Panarea Digital is an e-book, app, and mobile technology developer with a focus on education. The firm has produced interactive e-books for Barnes & Noble and other companies, but Panarea Digital is now focused on Nearpod, a mobile learning platform that uses the iPad and other mobile devices as a networked classroom teaching tool.

Emiliano Abramson, director of business development at Panarea Digital, told PW the company produced more than 500 interactive children’s books for the NookColor when B&N was launching the device. But he was quick to note that the launch of the iPad presented the company with “huge opportunity. Kids are going to school with tablet devices. The prices are coming down and these devices can be used anywhere.” Abramson believes that mobile devices like Nearpod will be the “white boards and presentation” platforms of the future.

Based in Miami with offices in Sao Paulo, Brazil, and production facilities in Argentina, Panarea Digital was founded in 2003. The firm has 120 employees including producers and designers in its bilingual office in Argentina.

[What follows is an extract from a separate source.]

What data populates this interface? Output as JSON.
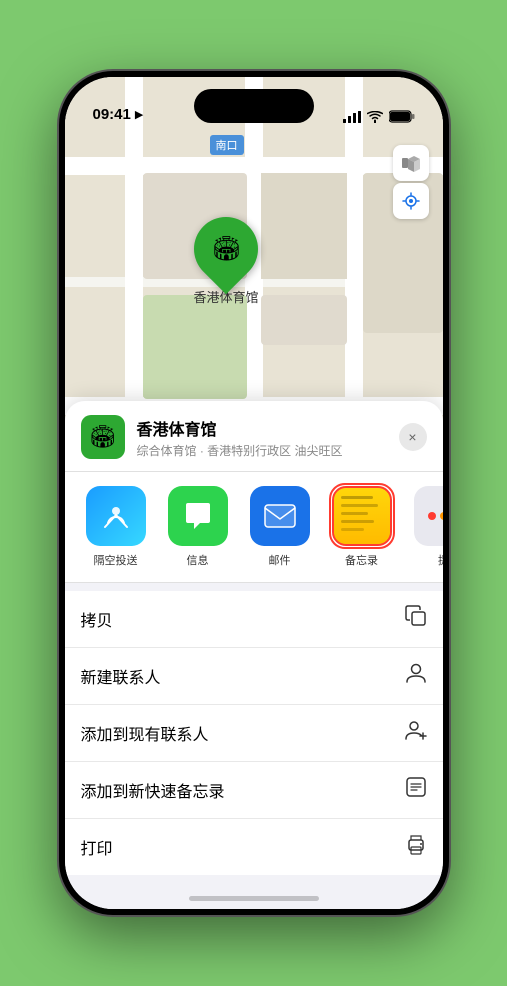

Using a wireless network, teachers can use Nearpod to present interactive lessons and presentations to students on networked tablet devices while monitoring the responses of everyone in the class. Using Nearpod’s proprietary software, the teacher has a “dashboard” control panel on his or her tablet device and a large presentation screen, and can direct students’ attention back and forth between their personal devices or to presentations on the large format screen. The software allows teachers to use either prepared material structured around a text or to use original materials—from photographs and Web sites to audio files, animation, and video—gathered from online or other sources. Teachers can offer interactive quizzes and surveys and show the results immediately to the entire class, all while monitoring each student’s individual progress from their dashboard screen. Abramson said the technology will work in classrooms, adult distance learning programs, or professional training.

Teachers can create their own materials or find content on sites like TeachersPayTeachers.com, an open marketplace for teacher-developed instructional materials that allows teachers to sell or buy content from fellow teachers and produce comprehensive presentations for the Nearpod platform. Indeed, Abramson emphasized that the creation of original digital learning materials as well as materials to assess learning is at the heart of Nearpod’s utility.

He called Nearpod “professor-centric. Either the teachers or publishers will drive the creation of this content,” and Nearpod is talking to both sides. The company has launched pilot programs in 20 U.S. schools, offering the technology for free to show off its effectiveness and aiming to attract more schools to the pilot program. He said the firm was also in talks with publishers: “The devices are being adopted by schools, so this is an opportunity for publishers who move quickly. We’re confident that change is happening in the school systems and we want to be a part of that change.”